Aslında bu haftaki yazımı, Türkiye’deki hilafet tartışmaları üzerine yazacaktım. Lakin, Epstein belgelerinin yayınlanması üzerine” nedir bu Epstein olayı” diye bir bakayım dedim. Belgeseller, gazete yazıları ve yorum, analizler… Tüm bunları okurken ve izlerken Black Mirror dizisinin ilk bölümü geldi aklıma. Açıkçası, Black Mirror’un ilk bölümünü seyrettiğimde diziye bir süre ara vermiştim, o kadar ağır geldi yani… Dizide devlet başkanı bir domuzla cinsel ilişkiye girmeye zorlanıyordu. Gerisini anlatmayayım, muhtemelen birçoğunuz bu diziyi izlemiştir.

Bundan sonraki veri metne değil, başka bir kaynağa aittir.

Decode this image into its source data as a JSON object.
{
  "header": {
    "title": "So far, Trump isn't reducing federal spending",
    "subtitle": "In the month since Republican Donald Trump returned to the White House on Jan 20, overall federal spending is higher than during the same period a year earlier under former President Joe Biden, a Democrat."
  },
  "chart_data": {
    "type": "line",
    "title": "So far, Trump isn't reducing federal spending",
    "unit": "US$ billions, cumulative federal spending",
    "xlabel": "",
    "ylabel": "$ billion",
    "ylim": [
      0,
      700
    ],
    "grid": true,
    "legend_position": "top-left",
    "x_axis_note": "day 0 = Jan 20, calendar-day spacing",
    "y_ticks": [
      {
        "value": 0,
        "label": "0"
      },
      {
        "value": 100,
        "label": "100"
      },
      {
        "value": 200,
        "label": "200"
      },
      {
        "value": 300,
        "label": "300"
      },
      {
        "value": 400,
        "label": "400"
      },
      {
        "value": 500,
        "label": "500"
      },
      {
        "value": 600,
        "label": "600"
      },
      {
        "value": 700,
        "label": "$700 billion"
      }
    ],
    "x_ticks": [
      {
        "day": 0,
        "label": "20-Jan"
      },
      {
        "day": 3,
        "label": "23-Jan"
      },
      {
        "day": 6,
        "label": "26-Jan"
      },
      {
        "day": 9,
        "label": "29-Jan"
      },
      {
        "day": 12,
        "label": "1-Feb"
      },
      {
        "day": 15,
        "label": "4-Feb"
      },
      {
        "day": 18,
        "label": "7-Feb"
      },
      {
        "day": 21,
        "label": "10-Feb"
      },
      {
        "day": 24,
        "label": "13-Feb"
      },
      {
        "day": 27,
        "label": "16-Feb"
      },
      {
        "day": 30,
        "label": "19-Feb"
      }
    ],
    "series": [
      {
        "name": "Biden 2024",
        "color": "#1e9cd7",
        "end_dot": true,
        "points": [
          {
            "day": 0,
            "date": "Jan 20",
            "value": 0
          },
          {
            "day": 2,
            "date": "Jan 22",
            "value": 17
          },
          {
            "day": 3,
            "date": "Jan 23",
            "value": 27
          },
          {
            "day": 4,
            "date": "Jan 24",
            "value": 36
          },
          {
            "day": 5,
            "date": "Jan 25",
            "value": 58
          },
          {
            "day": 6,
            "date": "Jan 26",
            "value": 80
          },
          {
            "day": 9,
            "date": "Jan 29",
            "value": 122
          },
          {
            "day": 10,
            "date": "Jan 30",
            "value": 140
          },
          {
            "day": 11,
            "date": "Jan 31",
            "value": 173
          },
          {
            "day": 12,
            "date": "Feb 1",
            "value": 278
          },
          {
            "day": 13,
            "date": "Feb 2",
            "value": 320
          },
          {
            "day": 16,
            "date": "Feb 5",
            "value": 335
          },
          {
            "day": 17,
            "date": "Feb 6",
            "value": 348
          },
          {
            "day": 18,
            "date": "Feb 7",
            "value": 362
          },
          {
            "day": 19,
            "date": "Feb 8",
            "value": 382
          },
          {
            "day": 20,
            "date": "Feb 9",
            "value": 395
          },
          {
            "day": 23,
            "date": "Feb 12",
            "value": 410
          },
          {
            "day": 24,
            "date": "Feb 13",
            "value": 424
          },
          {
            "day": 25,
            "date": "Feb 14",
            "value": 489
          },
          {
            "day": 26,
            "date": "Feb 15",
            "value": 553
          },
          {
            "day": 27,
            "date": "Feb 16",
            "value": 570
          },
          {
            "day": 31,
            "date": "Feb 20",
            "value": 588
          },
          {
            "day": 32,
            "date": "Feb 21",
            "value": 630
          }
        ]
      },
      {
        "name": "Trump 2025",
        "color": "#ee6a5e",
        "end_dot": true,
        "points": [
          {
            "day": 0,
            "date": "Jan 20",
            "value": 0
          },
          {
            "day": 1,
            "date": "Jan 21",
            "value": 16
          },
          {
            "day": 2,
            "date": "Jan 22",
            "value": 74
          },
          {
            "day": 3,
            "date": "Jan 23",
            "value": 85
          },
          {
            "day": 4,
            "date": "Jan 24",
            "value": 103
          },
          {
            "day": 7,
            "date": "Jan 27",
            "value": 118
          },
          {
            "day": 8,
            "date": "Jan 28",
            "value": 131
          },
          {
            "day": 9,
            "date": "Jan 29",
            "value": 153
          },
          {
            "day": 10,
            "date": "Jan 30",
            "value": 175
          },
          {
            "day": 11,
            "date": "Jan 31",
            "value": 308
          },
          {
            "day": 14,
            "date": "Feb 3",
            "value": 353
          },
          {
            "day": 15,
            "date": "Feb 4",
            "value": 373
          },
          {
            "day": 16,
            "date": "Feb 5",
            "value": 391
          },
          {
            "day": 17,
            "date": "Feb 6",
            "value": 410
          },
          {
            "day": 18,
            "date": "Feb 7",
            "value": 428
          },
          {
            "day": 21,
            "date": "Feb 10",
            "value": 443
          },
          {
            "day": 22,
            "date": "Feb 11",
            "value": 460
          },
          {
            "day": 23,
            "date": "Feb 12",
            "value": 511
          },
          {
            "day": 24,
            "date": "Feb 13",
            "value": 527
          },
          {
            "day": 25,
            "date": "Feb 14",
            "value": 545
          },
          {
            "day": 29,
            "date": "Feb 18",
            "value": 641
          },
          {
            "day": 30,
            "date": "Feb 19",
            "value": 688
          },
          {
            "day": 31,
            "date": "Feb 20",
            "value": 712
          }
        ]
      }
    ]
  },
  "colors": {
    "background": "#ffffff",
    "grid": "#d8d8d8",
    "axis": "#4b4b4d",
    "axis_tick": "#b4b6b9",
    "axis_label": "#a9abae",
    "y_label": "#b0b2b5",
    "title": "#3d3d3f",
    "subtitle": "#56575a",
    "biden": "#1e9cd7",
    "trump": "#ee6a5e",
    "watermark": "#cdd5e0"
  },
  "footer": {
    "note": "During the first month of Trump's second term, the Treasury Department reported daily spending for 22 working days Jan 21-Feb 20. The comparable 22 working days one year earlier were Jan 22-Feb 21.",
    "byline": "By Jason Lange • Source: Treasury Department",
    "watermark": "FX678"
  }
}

Türkiye’deki kasetli siyaset üzerine ara ara tartışsak da dünya siyasetinin kasetli, tarikatlı gerçeği üzerine pek tartışmıyoruz ne yazık ki… İslamcı tarikatlar, Hristiyan tarikatlar, Yahudi tarikatlar yahut zenginlerin, ünlülerin içinde yer aldığı, dinli ve dinsiz tarikatlar… Bu tarikatlar, ekonomik gücü çerçevesinde, irili ufaklı sermaye grupları olarak siyasete yön veriyor. Siyasete yön vermek için ise en bilindik yöntem, cinsellik kullanılıyor. Hatırlarsınız, geçtiğimiz yıllarda, Türkiye siyasetinde Ankara’nın pezevenkleri gündem olmuştu. Ünlü siyasetçilerin ve hatırı sayılır birçok bürokratın, onlara kadın pazarlayan pezevenkleri… Ve küresel dünyamızda, Washington’dan Londra’ya ve tüm dünya siyasetine uzanan küresel dünyanın küresel pezevenkleri gerçeği… “Başka bir dünya mümkün mü” söyleminin yolu aynı zamanda pezevenksiz bir siyasetten geçiyor. “Pezevenksiz bir siyaset mümkün mü?” sorusu en başat soru oluyor bu denklemde. Çünkü şantajsız ve kasetsiz bir siyaset için, siyasetin pezevenklerden arındırılması gerekiyor.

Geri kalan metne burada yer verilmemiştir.